St.Galler Kalbsbratwurst mit Bürli aber bitte ohne Senf – die klassische Ostschweizer Mariage


Wurst mit Senf ist eine traditionelle Mariage - viele Wurstliebhaber schwören auf Senf und finden den Wurstgenuss ohne ihn unvollständig. Für St.Galler gehört zur Bratwurst ein Bürli – auch diese dezente Brotsorte stielt ihr nicht die Show. Westschweizer dürfen gemäss den Mariage-Regeln auch die ebenfalls dezente Baguette essen, aber eine Cuchaule (Freiburger Safranbrot) ergäbe Wettstreit im Gaumen.

Was Sie schon immer über Senf wissen wollten
und nicht zu fragen wagten

Schon im 4.Jh vor Chr. würzten Griechen und Ägypter ihre Speisen mit Senf. England, Frankreich und Deutschland haben eine grosse Tradition in der Senfherstellung. Im Mittelalter war die gelbe Würzpaste in Europa die einzige Möglichkeit für einfache Leute, um das meist fade Essen aufzubessern. Erst gegen Ende des 15. Jh gelangten exotische Gewürze ins Abendland.

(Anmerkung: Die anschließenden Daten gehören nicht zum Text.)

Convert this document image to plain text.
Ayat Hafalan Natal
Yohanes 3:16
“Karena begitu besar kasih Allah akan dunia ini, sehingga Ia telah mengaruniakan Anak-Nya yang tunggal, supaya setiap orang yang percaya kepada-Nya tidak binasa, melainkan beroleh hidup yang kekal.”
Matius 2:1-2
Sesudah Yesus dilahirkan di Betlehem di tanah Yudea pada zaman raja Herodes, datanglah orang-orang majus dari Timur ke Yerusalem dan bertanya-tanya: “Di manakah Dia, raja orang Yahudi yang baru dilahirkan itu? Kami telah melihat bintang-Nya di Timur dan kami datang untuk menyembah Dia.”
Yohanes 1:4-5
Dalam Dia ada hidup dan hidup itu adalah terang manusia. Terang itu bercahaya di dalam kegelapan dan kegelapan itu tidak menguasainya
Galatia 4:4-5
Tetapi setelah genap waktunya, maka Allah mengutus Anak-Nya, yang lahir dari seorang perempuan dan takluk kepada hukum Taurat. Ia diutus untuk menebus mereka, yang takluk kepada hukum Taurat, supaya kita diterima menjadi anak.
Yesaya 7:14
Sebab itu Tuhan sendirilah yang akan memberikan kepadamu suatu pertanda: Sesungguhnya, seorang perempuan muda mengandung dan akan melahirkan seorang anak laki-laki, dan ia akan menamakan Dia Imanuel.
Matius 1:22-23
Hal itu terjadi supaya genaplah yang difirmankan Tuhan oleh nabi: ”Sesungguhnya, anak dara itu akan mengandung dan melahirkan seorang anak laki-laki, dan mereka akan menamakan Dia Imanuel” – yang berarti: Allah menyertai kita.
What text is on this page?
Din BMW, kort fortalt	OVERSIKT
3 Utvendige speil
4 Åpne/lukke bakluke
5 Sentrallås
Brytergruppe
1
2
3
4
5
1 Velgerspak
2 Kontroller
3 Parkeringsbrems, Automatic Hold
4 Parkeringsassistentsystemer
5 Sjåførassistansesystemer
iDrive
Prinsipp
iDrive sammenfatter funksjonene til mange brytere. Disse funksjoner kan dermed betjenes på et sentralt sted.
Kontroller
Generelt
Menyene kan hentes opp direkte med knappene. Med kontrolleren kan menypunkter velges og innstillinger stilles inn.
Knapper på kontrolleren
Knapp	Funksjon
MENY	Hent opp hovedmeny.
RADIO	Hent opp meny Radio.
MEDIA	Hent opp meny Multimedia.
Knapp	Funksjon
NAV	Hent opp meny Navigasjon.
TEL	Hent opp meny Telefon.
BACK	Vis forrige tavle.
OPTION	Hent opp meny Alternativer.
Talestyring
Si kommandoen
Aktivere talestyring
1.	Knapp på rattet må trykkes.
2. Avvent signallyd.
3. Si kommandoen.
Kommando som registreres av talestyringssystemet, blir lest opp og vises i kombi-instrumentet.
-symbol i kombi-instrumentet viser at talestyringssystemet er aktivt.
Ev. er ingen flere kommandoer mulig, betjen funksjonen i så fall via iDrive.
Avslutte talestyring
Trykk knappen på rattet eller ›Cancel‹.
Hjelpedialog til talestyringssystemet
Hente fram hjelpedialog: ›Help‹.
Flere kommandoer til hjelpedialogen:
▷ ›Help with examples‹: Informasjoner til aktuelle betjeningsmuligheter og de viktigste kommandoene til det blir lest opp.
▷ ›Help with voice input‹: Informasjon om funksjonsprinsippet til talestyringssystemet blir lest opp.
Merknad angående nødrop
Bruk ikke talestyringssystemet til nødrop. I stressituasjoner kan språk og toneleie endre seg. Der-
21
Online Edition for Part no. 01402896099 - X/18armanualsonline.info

Cervelats und Wienerli sind leicht währschafter im Geschmack, auch wegen der Rauchnote. Man «darf» sie daher mit Senf essen.


Senf ist kulinarisch vielseitig einsetzbar als Würzpaste oder Zutat in Saucen. Senf sorgt nicht nur für Geschmack sondern auch für Farbe und ist kalorienarm: eine Portion von 12g liefert nur 14 kcal und enthält nur 0.9g Fett. Senf besitzt gleichzeitig Nährwert und gesundheitsfördernde Eigenschaften.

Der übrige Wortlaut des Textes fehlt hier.